Es gibt nur wenige öffentliche Aufträge von Sassoferrato, und wie Carlo Dolci scheint er sich darauf konzentriert zu haben, mehrere Kopien verschiedener Stile von Andachtsbildern für private Auftraggeber anzufertigen, eine Nachfrage, die durch die Gegenreformation der katholischen Kirche angeheizt wurde.
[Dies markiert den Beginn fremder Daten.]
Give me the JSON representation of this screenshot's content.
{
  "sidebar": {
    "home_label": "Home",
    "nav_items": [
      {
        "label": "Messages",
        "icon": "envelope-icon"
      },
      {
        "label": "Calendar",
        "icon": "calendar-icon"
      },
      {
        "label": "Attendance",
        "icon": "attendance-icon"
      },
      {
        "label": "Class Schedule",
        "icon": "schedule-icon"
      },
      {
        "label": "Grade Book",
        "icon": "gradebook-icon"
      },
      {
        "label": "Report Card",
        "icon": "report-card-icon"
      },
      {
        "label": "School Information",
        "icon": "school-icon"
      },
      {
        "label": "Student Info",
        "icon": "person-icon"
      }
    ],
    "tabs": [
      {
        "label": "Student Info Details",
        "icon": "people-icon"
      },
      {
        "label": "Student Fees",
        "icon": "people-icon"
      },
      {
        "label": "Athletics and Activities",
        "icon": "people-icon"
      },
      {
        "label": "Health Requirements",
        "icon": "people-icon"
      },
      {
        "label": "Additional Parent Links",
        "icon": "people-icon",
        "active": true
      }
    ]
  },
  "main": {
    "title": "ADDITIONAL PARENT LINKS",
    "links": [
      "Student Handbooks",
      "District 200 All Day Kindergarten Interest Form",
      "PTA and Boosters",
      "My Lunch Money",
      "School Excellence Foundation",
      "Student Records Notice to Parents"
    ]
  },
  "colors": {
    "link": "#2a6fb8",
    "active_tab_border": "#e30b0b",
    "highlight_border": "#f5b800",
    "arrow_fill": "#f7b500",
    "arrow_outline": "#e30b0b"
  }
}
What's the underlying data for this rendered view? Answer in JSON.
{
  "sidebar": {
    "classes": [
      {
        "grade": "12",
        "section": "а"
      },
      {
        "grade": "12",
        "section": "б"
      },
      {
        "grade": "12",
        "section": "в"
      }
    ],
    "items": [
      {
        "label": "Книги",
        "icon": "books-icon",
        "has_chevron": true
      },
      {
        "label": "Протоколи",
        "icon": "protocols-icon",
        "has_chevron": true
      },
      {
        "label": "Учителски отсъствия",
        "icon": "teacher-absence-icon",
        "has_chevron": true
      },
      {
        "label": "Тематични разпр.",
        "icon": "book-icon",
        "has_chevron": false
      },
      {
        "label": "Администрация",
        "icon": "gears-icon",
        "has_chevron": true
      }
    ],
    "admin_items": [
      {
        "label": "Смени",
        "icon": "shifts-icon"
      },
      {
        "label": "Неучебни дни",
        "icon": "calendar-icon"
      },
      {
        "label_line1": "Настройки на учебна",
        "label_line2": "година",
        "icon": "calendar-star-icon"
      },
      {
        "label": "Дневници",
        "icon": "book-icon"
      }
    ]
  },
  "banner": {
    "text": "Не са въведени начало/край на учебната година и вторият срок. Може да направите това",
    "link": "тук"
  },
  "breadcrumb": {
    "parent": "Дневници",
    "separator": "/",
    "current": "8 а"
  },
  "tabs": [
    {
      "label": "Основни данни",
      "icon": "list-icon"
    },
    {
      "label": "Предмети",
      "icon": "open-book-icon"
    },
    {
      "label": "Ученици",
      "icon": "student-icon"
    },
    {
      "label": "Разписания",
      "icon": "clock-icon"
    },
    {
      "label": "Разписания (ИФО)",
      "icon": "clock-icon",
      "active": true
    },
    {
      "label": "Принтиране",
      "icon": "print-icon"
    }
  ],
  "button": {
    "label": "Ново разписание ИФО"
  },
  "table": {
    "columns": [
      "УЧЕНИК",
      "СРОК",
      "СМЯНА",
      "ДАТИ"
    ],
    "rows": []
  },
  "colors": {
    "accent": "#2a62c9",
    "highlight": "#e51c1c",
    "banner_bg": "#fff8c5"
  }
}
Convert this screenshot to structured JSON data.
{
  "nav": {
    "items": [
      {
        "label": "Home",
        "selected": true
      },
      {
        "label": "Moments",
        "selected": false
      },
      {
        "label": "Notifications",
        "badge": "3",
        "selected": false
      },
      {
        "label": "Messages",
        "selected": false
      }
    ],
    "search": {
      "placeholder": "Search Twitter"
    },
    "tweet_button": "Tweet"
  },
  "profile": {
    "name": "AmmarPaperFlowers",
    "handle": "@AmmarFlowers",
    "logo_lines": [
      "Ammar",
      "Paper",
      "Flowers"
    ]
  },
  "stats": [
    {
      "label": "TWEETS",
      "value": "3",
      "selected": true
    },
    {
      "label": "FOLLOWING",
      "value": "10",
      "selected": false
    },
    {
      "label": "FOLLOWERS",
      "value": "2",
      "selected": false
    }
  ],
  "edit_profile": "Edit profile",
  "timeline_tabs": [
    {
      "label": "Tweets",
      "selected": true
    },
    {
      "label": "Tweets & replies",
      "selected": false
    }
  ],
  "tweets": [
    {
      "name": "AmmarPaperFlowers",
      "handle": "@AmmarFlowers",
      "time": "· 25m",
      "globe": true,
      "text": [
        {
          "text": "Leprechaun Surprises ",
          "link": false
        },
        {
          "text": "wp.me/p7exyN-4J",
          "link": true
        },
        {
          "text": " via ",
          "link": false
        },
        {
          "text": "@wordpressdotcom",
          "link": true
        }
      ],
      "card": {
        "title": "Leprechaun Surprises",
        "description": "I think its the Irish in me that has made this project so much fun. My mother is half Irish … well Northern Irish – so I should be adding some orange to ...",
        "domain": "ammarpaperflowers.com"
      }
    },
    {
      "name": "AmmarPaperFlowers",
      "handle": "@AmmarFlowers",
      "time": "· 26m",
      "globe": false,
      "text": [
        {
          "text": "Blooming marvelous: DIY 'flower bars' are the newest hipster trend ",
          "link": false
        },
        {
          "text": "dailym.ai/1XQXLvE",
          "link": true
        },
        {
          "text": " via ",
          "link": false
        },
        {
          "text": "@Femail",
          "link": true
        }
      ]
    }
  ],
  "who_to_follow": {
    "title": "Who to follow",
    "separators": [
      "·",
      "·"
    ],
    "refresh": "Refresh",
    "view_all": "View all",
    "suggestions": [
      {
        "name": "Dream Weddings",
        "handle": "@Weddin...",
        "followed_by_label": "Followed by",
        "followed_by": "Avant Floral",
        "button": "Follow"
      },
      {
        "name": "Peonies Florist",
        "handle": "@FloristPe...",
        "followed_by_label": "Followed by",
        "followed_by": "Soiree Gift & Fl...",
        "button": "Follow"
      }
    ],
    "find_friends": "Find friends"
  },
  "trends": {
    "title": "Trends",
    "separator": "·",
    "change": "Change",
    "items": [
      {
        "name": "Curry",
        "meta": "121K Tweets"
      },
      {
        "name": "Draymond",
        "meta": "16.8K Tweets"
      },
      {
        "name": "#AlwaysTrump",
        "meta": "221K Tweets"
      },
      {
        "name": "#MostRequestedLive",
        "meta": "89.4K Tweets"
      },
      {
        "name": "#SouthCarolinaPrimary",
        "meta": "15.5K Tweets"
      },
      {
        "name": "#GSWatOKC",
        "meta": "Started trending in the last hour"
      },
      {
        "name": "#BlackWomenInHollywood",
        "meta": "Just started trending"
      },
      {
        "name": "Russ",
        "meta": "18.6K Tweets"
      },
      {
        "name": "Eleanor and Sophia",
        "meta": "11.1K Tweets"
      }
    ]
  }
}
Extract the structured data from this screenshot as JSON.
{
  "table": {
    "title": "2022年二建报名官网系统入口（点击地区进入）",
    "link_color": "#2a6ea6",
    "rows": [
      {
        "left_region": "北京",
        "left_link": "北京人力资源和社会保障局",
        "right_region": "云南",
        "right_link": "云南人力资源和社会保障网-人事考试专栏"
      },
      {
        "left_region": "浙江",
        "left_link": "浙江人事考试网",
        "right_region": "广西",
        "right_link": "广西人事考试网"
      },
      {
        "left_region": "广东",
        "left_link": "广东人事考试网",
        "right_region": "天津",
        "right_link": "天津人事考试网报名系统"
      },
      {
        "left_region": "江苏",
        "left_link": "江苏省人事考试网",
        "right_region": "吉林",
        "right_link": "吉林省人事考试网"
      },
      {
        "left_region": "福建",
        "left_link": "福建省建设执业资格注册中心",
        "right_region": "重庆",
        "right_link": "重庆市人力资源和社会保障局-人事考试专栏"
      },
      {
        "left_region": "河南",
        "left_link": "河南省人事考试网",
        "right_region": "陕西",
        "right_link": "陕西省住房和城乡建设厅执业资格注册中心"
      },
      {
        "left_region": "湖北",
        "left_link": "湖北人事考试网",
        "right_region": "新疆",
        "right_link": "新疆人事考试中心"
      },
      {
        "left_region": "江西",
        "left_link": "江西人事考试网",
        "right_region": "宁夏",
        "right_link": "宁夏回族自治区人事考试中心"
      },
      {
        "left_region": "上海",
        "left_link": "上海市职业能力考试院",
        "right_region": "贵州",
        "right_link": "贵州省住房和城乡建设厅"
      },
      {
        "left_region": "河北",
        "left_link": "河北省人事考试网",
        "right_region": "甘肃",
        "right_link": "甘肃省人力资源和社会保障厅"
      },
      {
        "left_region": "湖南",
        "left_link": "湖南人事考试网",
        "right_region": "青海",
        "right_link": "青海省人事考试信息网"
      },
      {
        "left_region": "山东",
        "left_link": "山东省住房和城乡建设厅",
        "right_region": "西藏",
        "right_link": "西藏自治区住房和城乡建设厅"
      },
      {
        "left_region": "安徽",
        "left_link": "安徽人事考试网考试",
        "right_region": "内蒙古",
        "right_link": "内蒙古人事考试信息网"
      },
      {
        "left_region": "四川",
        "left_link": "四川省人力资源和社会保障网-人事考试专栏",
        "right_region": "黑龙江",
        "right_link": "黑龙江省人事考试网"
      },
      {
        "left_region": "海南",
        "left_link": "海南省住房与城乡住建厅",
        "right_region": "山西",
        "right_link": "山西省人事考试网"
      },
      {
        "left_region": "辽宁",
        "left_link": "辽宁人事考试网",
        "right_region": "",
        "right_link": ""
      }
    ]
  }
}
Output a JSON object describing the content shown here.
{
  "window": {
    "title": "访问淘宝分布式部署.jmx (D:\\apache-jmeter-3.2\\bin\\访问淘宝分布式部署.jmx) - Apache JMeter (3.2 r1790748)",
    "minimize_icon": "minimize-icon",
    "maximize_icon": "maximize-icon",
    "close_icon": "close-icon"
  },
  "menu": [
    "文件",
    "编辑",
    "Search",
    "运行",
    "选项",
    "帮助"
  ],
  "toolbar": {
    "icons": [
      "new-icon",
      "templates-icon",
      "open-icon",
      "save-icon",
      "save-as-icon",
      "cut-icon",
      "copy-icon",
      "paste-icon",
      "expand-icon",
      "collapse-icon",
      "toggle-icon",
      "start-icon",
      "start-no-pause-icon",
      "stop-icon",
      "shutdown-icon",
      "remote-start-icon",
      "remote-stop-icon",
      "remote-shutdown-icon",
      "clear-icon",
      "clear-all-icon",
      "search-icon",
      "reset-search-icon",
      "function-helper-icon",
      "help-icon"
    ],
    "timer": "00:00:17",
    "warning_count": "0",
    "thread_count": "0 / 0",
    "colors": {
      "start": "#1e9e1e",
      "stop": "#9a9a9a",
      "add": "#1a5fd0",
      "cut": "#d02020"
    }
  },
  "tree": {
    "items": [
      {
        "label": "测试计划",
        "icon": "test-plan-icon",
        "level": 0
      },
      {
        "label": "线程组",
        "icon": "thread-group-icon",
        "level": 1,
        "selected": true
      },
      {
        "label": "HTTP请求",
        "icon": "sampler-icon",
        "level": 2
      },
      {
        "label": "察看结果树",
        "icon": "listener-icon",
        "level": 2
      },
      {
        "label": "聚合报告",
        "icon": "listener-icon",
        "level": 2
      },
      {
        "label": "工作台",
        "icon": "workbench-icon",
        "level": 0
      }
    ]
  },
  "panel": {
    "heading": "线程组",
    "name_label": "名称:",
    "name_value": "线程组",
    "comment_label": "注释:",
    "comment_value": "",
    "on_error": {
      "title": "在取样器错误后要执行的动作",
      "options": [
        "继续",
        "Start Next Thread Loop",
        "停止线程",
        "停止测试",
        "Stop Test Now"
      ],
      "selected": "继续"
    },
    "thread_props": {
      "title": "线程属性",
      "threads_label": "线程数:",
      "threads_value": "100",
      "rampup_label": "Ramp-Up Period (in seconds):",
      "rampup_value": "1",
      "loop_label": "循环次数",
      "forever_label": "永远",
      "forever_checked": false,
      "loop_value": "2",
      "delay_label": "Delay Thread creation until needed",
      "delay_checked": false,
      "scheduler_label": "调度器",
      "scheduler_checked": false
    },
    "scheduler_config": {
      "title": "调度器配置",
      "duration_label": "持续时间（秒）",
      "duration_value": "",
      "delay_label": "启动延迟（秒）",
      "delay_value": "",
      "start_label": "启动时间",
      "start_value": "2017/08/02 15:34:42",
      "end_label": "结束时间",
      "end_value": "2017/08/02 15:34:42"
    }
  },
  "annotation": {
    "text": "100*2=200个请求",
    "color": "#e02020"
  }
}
Am 15. April 1642 beauftragte ihn Olimpia Aldobrandini, die Fürstin von Rossano und spätere Ehefrau des Fürsten Camillo Francesco Maria Pamphili, mit der Anfertigung eines Porträts, das nach Neapel geschickt werden sollte.
In den 1640er und 1650er Jahren machte die Porträtmalerei einen großen Teil seiner Arbeit in Rom aus. In dieser Zeit schuf er Porträts von Kardinal Francesco Angelo Rapaccioli (1643-4; Sarasota, John and Mable Ringling Museum of Art), Monsignore Ottaviano Prati (um 1650; Rom, Palazzo Barberini) und Kardinal Ottoboni (um 1652; Padua, Musei Civici di Padova).
Sein Talent für die Porträtmalerei wurde offensichtlich geschätzt, insbesondere von kirchlichen Auftraggebern (Blunt und Cooke).
Bis zum Beginn des 20. Jahrhunderts dachte man, Sassoferratos Porträtmalerei beschränke sich auf sein Selbstporträt (1664-70; Florenz, Uffizien), ein Werk von großer emotionaler Intensität.
1643 beauftragte Olimpia Aldobrandini Sassoferrato mit einem Gemälde für die Kapelle Santa Caterina in Santa Sabina in Rom, das ein verloren gegangenes Werk Raffaels ersetzen sollte.
Dieses Werk, die Jungfrau des Rosenkranzes, ist vielleicht das bekannteste und berühmteste Werk Salvis. Die Komposition ist streng in Form eines gleichschenkligen Dreiecks aufgebaut, und das Werk zeugt von seiner sorgfältigen handwerklichen Arbeit und der geschickten Verwendung leuchtender Farben.
Er schuf nur wenige andere Altarbilder oder große Kompositionen, sondern zog es vor, in kleinerem Maßstab zu arbeiten, meist zu sakralen Themen, obwohl er gelegentlich auch mythologische Szenen malte.
Das Werk Sassoferratos wurde bis zur Mitte des 19. Jahrhunderts hoch geschätzt.
Seine Gemälde wurden manchmal als zeitgleich mit der Schule Raffaels angesehen. Gegen Ende des 19. Jahrhunderts verstärkte sich jedoch in England durch die kritischen Kommentare von John Ruskin die Ablehnung der süßen Andachtsmalerei.
Im späten 20. Jahrhundert lebte das Interesse an der archaisierenden italienischen Barockmalerei wieder auf, wobei Guido Reni den Weg ebnete, indem er eine Welle des Auktionsinteresses auch an Sassoferrato auslöste.
Weltweit befinden sich 2006 über dreihundert Werke von Sassoferrato in öffentlichen Sammlungen, darunter fast alle seiner erhaltenen Zeichnungen in der britischen Royal Collection auf Schloss Windsor.